Sources of information for testing tend to come from two extremes. In some cases you may have almost no information and find it difficult to start. In other cases you may have far too much information and not know what to do with it all or where to start or stop reading. The ‘happy medium’ or ‘just right’ amount is rarely the case when it comes to testing sources of information.
What do you do in the event of too little information:
- Talk to everyone (all the Stakeholders) in sight and on site and note down everything.
- See if there were earlier projects that might have some bearing on this one.
- Check again; it is rare for a project to be launched on no information at all.
What do you do in the event of too much information:
- Check for any redundancy and concentrate on information that supplies new items.
- Make sure none of it is out-of-date and confirm that with other project personnel.
- Ask what is important to the project – you are not likely the only one suffering from information overload
In general almost any information can help you get a Scope and Out-of-Scope list together and help in the creation of Test Conditions. You have to assign some priorities to the Test Conditions you are creating but that tends to be a lot easier when it is a list rather than an explanatory paragraph.
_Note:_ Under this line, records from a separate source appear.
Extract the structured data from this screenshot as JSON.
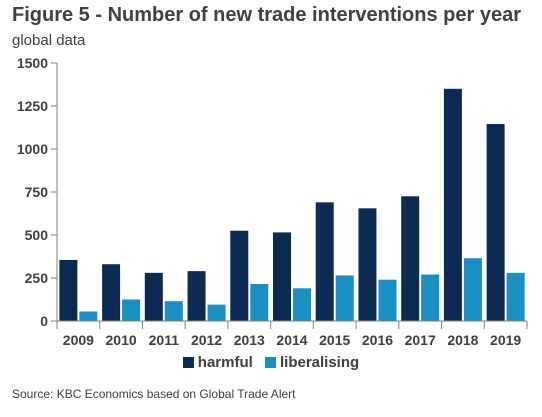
{
  "header": {
    "title": "Figure 5 - Number of new trade interventions per year",
    "subtitle": "global data"
  },
  "colors": {
    "harmful": "#0d2b52",
    "liberalising": "#1a8fc1",
    "axis": "#808080"
  },
  "chart_data": {
    "type": "bar",
    "title": "Figure 5 - Number of new trade interventions per year",
    "subtitle": "global data",
    "categories": [
      "2009",
      "2010",
      "2011",
      "2012",
      "2013",
      "2014",
      "2015",
      "2016",
      "2017",
      "2018",
      "2019"
    ],
    "series": [
      {
        "name": "harmful",
        "values": [
          355,
          330,
          280,
          290,
          525,
          515,
          690,
          655,
          725,
          1350,
          1145
        ]
      },
      {
        "name": "liberalising",
        "values": [
          55,
          125,
          115,
          95,
          215,
          190,
          265,
          240,
          270,
          365,
          280
        ]
      }
    ],
    "ylim": [
      0,
      1500
    ],
    "yticks": [
      0,
      250,
      500,
      750,
      1000,
      1250,
      1500
    ],
    "grid": false,
    "legend_position": "bottom"
  },
  "legend": {
    "harmful": "harmful",
    "liberalising": "liberalising"
  },
  "source": "Source: KBC Economics based on Global Trade Alert"
}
People can concentrate on the specific Test Condition or Objective and decide how important it is to the project.
More information can always be discarded but it is hard (although not impossible) to create something out of nothing. Creating something when nothing exists may prompt a lot of thoughts and also some more due diligence.
Discussion Questions
- Do you have other sources of information?
- How often have you had no information?
- How often have you had too much information?